The olallieberry (/ˈoʊləliˌbɛri/ OH-lə-lee-berr-ee), sometimes spelled ollalieberry, olallaberry, olalliberry, ollalaberry or ollaliberry,
is the marketing name for the 'Olallie' blackberry released by the USDA-ARS (in collaboration with Oregon State University). The berry was a selection from a cross between the 'Black Logan' (syn. 'Mammoth'), developed by Judge James Logan in California, and the youngberry, which was developed by Byrnes M. Young in Louisiana.
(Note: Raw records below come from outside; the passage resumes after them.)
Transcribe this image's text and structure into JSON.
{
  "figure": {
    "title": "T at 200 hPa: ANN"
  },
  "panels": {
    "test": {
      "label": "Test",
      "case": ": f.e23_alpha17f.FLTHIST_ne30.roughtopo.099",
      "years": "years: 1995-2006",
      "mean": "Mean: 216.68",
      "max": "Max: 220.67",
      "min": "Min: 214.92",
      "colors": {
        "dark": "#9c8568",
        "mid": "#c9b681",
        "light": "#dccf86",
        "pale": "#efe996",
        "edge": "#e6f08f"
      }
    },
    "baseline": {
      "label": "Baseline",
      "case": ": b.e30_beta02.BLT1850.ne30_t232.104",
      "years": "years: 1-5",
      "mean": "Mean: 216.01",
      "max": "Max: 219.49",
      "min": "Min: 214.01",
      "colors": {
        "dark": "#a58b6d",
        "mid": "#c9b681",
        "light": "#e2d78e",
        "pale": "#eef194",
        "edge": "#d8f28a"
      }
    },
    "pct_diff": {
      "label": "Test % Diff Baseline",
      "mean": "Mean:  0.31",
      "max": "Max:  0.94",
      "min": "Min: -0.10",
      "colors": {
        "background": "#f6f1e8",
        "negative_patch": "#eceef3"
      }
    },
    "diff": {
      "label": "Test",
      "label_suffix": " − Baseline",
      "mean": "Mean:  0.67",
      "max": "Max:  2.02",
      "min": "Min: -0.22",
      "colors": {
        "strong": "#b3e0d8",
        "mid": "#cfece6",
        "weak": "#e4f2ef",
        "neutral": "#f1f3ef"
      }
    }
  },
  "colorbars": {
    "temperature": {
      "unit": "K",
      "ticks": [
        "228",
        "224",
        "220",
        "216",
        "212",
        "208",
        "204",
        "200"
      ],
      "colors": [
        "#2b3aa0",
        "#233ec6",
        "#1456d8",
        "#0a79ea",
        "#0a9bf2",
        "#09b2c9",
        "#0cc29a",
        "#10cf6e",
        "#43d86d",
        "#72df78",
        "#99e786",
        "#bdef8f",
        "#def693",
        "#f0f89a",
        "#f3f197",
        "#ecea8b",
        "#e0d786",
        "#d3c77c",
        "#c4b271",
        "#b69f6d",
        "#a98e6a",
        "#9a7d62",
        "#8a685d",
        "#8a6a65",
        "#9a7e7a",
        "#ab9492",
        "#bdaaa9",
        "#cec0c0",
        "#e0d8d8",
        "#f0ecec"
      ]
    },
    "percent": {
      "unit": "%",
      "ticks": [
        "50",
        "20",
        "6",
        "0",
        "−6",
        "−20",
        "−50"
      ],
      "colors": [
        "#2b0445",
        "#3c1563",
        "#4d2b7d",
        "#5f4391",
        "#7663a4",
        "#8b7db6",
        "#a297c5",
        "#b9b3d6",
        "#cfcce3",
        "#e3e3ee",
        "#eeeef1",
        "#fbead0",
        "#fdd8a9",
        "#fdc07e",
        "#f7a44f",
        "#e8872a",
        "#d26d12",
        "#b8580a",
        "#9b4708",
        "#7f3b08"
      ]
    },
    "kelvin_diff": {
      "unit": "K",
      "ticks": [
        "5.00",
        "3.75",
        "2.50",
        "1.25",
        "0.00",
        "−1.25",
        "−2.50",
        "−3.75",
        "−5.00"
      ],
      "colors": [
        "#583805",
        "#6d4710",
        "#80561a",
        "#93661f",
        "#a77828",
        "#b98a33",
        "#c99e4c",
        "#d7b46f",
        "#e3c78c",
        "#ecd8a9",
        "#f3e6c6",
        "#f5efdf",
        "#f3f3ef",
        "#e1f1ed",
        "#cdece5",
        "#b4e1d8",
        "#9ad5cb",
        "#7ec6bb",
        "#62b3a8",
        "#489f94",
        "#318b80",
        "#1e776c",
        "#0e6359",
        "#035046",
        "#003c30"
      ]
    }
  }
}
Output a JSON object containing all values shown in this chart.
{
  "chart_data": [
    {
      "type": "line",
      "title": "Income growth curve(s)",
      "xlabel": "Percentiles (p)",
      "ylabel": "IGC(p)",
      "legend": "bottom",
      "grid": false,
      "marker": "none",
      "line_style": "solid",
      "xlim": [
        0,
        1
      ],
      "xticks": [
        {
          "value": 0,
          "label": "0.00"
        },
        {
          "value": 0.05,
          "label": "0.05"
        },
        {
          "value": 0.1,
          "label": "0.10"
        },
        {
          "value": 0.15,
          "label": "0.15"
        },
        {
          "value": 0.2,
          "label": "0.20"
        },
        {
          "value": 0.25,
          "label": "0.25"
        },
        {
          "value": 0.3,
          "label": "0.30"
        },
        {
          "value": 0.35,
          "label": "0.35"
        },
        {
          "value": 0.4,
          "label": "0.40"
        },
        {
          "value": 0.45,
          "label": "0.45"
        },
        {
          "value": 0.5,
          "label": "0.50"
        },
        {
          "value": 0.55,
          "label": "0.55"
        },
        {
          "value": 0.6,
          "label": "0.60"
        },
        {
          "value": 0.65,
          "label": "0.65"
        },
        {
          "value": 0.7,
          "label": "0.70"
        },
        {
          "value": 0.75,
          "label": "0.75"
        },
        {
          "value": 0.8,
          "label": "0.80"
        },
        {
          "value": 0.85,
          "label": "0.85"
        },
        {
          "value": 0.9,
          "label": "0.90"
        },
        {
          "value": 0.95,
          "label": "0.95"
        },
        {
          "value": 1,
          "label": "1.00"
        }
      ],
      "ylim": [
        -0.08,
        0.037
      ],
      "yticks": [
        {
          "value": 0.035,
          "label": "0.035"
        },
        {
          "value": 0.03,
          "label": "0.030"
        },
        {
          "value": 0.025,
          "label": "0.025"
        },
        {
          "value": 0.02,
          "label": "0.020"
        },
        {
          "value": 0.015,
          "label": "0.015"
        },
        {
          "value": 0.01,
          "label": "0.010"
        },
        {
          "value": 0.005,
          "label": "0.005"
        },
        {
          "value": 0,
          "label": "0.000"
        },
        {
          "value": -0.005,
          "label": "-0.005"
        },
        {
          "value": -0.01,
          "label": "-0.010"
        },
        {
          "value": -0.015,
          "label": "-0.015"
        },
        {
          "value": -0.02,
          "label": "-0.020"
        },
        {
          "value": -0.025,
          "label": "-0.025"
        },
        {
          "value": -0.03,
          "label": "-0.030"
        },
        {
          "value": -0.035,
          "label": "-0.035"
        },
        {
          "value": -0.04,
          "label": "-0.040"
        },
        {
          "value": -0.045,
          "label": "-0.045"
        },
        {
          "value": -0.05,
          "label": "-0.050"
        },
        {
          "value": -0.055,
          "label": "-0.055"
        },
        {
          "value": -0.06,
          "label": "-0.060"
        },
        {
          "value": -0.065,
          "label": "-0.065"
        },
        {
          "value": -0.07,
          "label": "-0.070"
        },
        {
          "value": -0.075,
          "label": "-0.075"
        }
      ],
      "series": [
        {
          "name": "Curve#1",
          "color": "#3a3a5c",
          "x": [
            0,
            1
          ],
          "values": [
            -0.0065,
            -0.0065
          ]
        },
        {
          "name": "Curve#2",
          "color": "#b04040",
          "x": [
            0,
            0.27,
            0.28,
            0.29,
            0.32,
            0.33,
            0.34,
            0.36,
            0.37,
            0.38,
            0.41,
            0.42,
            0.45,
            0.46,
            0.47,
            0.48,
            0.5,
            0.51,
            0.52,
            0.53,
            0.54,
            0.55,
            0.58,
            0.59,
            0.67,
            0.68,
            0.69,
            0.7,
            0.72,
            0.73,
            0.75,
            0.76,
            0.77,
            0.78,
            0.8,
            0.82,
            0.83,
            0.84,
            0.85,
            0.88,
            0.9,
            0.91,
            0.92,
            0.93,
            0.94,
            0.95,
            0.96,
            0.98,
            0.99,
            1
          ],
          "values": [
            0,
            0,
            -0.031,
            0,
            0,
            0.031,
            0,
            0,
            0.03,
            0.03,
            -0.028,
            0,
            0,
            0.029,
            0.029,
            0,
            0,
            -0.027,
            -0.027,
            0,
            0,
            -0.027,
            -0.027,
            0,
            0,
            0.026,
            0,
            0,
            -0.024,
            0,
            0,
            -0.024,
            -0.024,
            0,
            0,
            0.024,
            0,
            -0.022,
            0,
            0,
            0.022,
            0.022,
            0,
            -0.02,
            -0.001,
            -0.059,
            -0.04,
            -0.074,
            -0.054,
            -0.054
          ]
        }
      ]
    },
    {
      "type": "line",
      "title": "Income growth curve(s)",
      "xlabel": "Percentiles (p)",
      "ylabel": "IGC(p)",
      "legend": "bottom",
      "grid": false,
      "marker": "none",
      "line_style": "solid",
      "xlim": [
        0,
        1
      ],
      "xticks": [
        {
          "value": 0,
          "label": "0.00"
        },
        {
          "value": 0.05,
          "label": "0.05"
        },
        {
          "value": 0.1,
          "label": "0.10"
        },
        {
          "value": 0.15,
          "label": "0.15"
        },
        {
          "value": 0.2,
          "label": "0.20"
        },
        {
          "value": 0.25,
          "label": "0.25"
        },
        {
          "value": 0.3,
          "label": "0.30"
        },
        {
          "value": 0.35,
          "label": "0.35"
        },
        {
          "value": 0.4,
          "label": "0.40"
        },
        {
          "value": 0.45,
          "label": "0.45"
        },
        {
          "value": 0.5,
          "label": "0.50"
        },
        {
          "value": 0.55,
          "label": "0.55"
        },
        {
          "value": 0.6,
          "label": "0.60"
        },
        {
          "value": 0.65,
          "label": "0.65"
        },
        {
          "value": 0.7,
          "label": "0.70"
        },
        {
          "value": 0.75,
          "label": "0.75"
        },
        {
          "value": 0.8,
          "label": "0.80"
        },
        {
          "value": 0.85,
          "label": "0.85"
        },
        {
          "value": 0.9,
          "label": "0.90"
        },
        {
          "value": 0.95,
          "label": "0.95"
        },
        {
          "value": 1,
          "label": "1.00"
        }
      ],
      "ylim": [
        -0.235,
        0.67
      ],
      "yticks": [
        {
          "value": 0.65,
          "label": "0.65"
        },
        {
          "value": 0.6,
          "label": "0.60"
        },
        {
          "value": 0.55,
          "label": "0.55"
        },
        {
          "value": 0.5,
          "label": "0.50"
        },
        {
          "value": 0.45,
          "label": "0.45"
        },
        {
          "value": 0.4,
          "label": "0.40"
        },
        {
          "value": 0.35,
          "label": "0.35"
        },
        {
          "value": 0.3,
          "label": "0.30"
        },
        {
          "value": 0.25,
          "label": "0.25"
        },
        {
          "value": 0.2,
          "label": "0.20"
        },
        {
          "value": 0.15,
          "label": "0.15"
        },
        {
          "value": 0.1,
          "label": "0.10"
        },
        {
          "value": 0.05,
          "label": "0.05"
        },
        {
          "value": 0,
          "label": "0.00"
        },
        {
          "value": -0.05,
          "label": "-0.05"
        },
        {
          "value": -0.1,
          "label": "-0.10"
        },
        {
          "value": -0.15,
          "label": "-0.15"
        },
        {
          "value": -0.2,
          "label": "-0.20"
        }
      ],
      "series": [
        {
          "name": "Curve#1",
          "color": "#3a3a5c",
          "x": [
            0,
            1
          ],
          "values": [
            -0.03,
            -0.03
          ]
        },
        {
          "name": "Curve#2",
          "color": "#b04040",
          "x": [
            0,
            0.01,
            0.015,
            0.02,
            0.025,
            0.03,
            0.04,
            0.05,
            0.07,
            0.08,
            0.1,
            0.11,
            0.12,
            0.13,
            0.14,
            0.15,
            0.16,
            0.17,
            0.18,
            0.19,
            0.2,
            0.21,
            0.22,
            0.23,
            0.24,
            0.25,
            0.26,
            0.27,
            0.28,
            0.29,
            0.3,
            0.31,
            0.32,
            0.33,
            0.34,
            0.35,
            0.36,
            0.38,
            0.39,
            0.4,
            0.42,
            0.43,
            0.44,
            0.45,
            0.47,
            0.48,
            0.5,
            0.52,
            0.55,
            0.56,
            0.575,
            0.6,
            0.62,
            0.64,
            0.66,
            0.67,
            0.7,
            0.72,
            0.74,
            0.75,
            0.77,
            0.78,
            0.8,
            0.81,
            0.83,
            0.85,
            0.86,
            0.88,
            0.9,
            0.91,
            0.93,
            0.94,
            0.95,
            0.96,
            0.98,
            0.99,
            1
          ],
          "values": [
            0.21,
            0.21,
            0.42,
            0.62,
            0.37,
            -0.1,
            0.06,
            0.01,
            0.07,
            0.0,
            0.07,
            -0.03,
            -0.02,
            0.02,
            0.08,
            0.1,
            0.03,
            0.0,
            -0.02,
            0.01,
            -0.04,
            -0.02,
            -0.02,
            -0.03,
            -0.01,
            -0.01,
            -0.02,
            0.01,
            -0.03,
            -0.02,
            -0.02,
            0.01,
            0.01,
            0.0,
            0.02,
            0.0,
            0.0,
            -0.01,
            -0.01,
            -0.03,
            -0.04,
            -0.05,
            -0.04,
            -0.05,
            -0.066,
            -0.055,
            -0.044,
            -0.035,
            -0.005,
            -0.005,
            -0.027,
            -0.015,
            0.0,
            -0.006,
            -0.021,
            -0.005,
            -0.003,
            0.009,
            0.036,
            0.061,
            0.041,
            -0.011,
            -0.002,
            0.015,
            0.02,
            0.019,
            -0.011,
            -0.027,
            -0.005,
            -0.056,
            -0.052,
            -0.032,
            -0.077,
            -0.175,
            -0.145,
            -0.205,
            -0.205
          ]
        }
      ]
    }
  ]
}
According to Judge Logan, 'Black Logan' was a cross between the eastern blackberry 'Crandall' and the western dewberry 'Aughinbaugh'. 'Youngberry' was from 'Phenomenal' x 'Austin Mayes'. 'Phenomenal' in turn is a cross of the 'Aughinbaugh' western dewberry and 'Cuthbert' red raspberry and so has a similar background to Logan's 'Loganberry' because it shares a parent.

==Development and cultivation==
The original cross was made in 1935 by George Waldo with the United States Department of Agriculture Agricultural Research Service (USDA-ARS), who ran the cooperative blackberry breeding program between the USDA-ARS and Oregon State University from 1932 until the 1960s. Selected in 1937 and tested in Oregon, Washington and California as "Oregon 609" (OSC 609), it was named "Olallie" and released in 1950.

During the 20th century, the Olallieberry was hybridized with the Chehalem blackberry to produce the Marion blackberry or Marionberry, which – when used as the fruit in a pie – was named as the official state pie of Oregon in 2017.

==In popular culture==

"Olallie" means berry in the Chinook Jargon. Olallie Lake in Oregon's Cascade Range is named after the Chinook term due to the abundance of berries in that area.